Sory Kaba : Un sentiment très douloureux m’habite, causé par la perte de ces compatriotes et je profite de cette occasion pour présenter mes condoléances aux différentes familles éplorées. Nous implorons le Bon Dieu qu’IL les accueille dan son paradis et prions pour que ces événements douloureux ne se reproduisent plus.
Depuis le début de l’année nous avons enregistré à peu près 29 cas de décès, contre 168 l’an passé. Huit cas d’assassinats ont été constatés l’année dernière, contre 18 cette année et c’est l’occasion de préciser que les Sénégalais de l’extérieur ne sont pas les seuls visés par ces meurtres, je suis sûr qu’il y a autant d’Ivoiriens, de Mauritaniens, ou de Gambiens qui meurent à l’étranger…
Nous sommes dans une situation de crise migratoire dont le premier facteur est la montée de l’extrême droite en l’Occident. Ils ont envie de donner leurs opinions à leur manière.
Mor Sèye a été assassiné sur une plage à Ravena, alors qu’il prenait sa pause étant vendeur à la sauvette, et l’enquête prouvera que cet acte ignoble a été perpétré par un militant d’extrême droite qui n’a eu pour cible dans son geste que la couleur noire, que la victime soit Malien, Sénégalais ou Ivoirien, etc. lui importait peu.
Il ne faut pas laisser croire que ceux qui sont aujourd’hui à l’origine de ces gestes sont à la recherche de Sénégalais. Sinon il y aurait beaucoup plus de morts parce que nos compatriotes « machalah » sont très présents à l’Etranger.
Le deuxième facteur de ces tueries est le terrorisme avec le phénomène Boko haram qui est aujourd’hui dans la bande sahélienne africaine et tous les pays de cette bande ont tendance à se recroqueviller sur eux-mêmes, c’est un instinct de souveraineté nationale, ils n’ont pas envie de laisser les étrangers venir chez eux, sans pour autant qu’ils soient en situation de régularité et ce phénomène fait qu’il y a aujourd’hui beaucoup de Sénégalais rapatriés par exemple du Gabon, de la Guinée Equatoriale, etc.
Et là intervient le troisième facteur, qui est la chute du baril du pétrole.
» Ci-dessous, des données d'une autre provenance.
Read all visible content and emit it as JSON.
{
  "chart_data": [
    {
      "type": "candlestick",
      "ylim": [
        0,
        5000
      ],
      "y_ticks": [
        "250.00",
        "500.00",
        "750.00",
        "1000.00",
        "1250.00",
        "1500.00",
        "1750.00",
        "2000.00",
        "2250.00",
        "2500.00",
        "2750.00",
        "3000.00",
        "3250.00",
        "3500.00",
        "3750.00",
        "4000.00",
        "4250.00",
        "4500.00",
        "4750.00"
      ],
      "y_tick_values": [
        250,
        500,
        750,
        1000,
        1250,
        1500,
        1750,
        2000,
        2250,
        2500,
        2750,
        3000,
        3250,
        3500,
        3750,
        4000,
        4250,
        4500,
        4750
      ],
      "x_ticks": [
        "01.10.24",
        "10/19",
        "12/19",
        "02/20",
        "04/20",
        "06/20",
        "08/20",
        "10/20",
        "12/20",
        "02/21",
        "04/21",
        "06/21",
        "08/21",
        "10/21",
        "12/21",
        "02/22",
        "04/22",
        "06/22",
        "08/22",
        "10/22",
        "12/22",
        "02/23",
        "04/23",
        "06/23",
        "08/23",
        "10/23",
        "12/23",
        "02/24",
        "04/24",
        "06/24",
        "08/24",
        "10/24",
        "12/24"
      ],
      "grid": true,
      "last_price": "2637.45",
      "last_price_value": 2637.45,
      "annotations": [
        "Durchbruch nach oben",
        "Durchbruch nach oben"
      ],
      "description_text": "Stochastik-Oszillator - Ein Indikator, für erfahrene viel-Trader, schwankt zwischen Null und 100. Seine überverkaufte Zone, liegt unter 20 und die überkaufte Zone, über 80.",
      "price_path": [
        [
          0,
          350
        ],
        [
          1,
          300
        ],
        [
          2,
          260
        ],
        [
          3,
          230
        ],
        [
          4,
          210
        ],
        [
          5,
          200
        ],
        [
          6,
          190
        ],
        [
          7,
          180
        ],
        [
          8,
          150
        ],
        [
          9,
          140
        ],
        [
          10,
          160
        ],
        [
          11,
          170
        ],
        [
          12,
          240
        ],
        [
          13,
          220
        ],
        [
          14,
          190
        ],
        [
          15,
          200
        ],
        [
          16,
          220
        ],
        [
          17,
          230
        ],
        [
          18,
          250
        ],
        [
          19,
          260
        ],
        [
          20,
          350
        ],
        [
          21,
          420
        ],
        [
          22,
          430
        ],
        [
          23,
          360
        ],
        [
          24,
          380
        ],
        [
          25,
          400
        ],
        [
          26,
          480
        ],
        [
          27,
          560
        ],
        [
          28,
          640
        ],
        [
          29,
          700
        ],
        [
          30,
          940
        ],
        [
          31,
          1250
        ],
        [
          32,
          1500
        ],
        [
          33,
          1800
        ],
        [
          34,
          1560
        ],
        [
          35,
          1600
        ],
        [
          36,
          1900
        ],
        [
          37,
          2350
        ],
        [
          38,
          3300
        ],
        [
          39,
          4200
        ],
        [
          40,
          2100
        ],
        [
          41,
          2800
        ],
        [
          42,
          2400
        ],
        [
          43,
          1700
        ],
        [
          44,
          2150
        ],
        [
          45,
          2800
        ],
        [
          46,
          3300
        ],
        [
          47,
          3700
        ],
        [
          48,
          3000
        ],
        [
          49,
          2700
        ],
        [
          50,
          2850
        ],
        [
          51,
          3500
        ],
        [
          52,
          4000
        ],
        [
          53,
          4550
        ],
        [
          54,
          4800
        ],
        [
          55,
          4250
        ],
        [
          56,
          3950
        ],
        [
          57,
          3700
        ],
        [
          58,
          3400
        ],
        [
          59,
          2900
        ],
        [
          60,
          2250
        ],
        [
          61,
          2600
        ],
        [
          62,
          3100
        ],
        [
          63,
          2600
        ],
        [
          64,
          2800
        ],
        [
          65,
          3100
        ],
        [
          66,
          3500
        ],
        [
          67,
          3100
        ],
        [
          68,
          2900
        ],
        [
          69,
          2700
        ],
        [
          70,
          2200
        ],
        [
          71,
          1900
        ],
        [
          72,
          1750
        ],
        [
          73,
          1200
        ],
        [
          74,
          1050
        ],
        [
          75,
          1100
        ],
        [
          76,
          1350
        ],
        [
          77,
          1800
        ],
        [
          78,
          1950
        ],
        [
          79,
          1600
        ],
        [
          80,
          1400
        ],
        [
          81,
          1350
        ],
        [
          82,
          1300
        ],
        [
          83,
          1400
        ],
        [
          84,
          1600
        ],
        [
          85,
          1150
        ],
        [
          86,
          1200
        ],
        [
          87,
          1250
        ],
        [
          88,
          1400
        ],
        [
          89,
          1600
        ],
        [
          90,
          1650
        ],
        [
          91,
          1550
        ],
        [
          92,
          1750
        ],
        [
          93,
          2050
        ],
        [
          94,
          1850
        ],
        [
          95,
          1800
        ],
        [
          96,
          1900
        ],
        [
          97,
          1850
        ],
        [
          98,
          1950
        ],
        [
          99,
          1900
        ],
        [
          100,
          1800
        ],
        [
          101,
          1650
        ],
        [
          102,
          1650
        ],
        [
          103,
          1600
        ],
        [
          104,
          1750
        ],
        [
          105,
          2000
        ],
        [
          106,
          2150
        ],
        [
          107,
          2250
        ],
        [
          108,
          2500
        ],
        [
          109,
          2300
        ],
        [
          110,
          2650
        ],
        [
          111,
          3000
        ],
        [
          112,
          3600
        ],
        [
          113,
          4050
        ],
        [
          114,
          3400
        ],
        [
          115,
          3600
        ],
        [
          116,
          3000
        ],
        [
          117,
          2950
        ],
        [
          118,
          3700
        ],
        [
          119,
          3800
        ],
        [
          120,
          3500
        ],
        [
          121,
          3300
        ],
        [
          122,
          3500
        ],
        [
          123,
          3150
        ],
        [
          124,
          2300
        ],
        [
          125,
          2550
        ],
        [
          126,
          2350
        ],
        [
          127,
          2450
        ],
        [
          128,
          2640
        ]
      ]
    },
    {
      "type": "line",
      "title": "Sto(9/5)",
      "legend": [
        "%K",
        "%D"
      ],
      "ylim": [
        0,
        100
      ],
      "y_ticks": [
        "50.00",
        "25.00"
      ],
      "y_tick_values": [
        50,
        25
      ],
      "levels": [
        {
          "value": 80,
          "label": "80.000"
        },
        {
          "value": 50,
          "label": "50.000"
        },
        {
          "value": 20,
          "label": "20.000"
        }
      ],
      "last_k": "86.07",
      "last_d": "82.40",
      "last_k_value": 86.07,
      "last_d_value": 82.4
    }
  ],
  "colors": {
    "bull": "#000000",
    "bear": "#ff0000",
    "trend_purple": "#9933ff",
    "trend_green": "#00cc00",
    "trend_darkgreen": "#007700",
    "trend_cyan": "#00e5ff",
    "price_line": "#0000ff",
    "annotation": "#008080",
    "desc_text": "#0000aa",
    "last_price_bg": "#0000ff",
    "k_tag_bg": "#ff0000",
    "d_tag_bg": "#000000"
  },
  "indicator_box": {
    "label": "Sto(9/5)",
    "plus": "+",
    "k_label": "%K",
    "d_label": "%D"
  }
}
Les économies de ces pays se sont retrouvées bloquées, l’emploi est devenu insuffisant, la précarité s’est généralisée, ils ont tendance également à épier l’étranger « à côté ».
Ces facteurs combinés font qu’aujourd’hui la problématique migratoire est devenue un vrai problème de fond, on ne peut plus l’aborder en surface, il faut qu’on aille en profondeur et c’est une invite que je lance à l’ensemble des acteurs, il faut une réflexion approfondie.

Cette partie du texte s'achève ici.